18 Dec 2012 | Tony Leon | Original Publication: BDlive
In the face of huge problems the ANC, like the Republicans in the US, clings to outmoded dogmas, writes Tony Leon
AUSTEN Chamberlain, who served as leader of the UK’s Conservative Party in the 1920s, reputedly once said that he would "rather take the advice of his valet" than take instructions from his party’s conference.
It is salutary that in the history of the Tory party, arguably the most successful political machine in the modern democratic world, he was one of only two of its leaders who never served as prime minister in the 20th century. Seventy-five years later, William Hague had the unhappy distinction of being the other one.
Whatever his other leadership lapses, African National Congress (ANC) President Jacob Zuma does not suffer from a tin ear when it comes to listening to his party.
In August 2007, before elected party leader, he told Time magazine: "I go with the overwhelming feeling of this country; if the majority says ‘Zuma do this’, I will do it."
Since I will be in the South Pacific when Zuma is — on the current reading of the tea leaves — re-elected as the president of the ANC, I cannot comment on the final outcomes of the elections at Mangaung. However, that the traditional approach of presenting a united leadership face to the country has been breached, and even the highest court in the land had to adjudicate the seating of a key province, suggests an infirmity of purpose in SA’s oldest political movement. Of course, it began five years ago: having committed regicide in Polokwane, the comrades developed a taste for blood, and the bloodletting has continued since then.
It is symbolic that the ANC has returned to Bloemfontein, the site of its founding, for its centenary conference. This was also where the National Party was born in 1915, and the clashes between the ideologies and tactics of two largest nationalist movements etched themselves across the bloody and turbulent canvas of the 20th century.
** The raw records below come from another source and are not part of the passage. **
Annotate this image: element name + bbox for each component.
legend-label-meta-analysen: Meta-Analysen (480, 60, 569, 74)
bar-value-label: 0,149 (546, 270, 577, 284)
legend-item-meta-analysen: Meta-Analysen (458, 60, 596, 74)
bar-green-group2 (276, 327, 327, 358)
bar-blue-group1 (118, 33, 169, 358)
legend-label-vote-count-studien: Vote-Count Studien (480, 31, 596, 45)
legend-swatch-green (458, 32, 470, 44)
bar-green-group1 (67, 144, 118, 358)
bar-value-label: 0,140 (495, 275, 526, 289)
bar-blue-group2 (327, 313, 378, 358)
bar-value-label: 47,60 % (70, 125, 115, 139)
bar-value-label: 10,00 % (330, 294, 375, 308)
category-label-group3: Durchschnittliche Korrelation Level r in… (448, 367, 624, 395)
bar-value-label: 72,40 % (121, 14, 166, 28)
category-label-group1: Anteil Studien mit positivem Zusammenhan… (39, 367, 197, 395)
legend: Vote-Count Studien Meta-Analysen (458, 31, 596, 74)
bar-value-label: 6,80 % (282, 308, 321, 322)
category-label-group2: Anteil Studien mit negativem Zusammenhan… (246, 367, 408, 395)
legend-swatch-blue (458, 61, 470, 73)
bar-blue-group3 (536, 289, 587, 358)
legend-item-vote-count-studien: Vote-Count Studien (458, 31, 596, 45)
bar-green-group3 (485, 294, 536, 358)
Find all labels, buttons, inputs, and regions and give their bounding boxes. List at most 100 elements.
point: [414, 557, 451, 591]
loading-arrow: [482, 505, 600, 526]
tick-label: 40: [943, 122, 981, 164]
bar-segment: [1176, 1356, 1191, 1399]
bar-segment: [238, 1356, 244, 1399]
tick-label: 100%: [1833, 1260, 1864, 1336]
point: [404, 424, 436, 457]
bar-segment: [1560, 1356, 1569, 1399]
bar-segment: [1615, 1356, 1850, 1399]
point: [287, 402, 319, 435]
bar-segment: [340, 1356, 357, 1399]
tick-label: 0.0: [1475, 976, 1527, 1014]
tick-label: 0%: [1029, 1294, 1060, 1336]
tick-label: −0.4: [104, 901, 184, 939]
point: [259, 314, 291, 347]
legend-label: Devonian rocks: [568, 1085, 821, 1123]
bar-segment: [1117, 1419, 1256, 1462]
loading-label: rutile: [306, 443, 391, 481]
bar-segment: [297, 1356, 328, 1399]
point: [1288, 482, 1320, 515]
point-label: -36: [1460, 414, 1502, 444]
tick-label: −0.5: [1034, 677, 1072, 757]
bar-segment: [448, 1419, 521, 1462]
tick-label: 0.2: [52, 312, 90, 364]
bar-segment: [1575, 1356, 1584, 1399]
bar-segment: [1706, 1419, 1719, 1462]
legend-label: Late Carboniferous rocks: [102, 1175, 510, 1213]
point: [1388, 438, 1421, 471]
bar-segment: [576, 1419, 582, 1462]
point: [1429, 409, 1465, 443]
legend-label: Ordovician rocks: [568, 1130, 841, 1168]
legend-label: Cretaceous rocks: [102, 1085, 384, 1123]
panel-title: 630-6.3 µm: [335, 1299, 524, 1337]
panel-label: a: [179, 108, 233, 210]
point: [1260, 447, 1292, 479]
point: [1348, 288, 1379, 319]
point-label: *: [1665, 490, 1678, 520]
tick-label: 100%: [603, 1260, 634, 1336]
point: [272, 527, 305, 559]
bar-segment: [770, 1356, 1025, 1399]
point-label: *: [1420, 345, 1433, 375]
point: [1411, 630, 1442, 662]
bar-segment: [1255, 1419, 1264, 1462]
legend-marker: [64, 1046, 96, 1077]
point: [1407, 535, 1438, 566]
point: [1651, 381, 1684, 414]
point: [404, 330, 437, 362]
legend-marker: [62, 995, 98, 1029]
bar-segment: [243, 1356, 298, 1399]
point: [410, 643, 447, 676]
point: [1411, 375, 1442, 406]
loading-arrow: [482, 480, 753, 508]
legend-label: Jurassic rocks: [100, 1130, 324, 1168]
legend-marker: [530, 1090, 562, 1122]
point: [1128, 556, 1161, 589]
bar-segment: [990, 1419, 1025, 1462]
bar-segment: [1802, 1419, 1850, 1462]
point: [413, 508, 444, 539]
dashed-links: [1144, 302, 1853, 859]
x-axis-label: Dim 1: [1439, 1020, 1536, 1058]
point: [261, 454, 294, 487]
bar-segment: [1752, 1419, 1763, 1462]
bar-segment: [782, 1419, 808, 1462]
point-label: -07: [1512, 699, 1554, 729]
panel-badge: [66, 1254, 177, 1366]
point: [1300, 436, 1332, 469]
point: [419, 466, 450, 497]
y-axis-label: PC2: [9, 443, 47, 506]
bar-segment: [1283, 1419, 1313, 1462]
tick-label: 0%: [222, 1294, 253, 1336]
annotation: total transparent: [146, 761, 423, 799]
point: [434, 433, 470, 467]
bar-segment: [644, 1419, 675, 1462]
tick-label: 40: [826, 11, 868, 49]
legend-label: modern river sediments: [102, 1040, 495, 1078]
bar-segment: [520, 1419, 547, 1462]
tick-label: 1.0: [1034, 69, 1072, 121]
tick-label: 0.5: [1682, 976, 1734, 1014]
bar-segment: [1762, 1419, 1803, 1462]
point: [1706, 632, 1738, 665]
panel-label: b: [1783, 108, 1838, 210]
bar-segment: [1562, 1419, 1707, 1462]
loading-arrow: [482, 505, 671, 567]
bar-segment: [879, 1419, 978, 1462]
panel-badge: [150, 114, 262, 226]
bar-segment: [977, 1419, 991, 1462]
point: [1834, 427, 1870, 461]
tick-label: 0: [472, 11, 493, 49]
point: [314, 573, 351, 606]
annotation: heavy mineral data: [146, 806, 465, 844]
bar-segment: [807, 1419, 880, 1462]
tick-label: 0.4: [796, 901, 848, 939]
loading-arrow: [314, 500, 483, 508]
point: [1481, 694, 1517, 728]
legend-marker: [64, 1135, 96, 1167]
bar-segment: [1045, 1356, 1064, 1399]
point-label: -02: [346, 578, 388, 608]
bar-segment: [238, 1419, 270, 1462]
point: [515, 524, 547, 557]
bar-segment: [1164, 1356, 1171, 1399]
From its far narrower base, the Nats dominated South African politics for the second half of the 20th century until, powerless and shorn of purpose and leadership, it collapsed, in a delicious twist of history, into the folds of its mortal foe, the ANC, in 2004. Historian Hermann Giliomee described its end as "a prostitute’s funeral". The point about the NP’s collapse, despite its dominance for nearly half a century, was that, despite its success in uniting and empowering Afrikaans South Africans, and latterly the white group as a whole, it argued with the larger forces and currents of South African history and, once it had lost this existential argument in 1994, its end was assured.
Financial Times journalist Jurek Martin, one of the most astute observers on US politics, was in SA recently. He drew a fascinating parallel between the ANC and its ideological and overseas opposite, the Republican Party, another of history’s more successful democratic movements, licking its wounds after its recent failed bid to recapture the White House. Interestingly, both parties were born, 70 years apart, to struggle against oppression — slavery in the US and minority domination in SA. Martin notes that he did not expect to find a political similarity between them, "but it exists".
"Put crudely, both are corrupt and living in the past and each may be at a turning point in their respective histories, if they could only recognise it." Martin believes that, in the face of huge problems afflicting both countries — the looming "fiscal cliff" in the US and major socioeconomic problems in SA, both parties cling to outmoded dogmas, while the problems in each "cry out for nonideological approaches".
Strangely enough, and more than eight years ago, while witnessing George Bush’s come-from-behind re-election victory in 2004, I drew the same parallel, although for different reasons. I was trying to figure out why, to borrow the words of one commentator, "unemployed waitresses stood in line to vote for tax cuts for billionaires". This confirmation of Marx’s "false consciousness" rested, in my view, on the ability of the Republicans to construct a big-tent party and house within its hugely divergent interest groups. They mobilised their contradictory base along values — or "Gods, Guns and Gays", in the words of their key strategist. Back then, I commented that the ANC had constructed an equally large tarpaulin in SA, covering everyone in it from unemployed rural farm workers to billionaires, and mobilised them on the potent vote-winners of racial identity and liberation.
Nearly a decade later, the formula has ceased to work for the Republicans. The ANC, while still very much in power, is showing the stresses and strains that occur when "a vote for a better yesterday" loses its shine.
The path from Mangaung will provide the clues on whether this mighty party has the formula for its reinvention.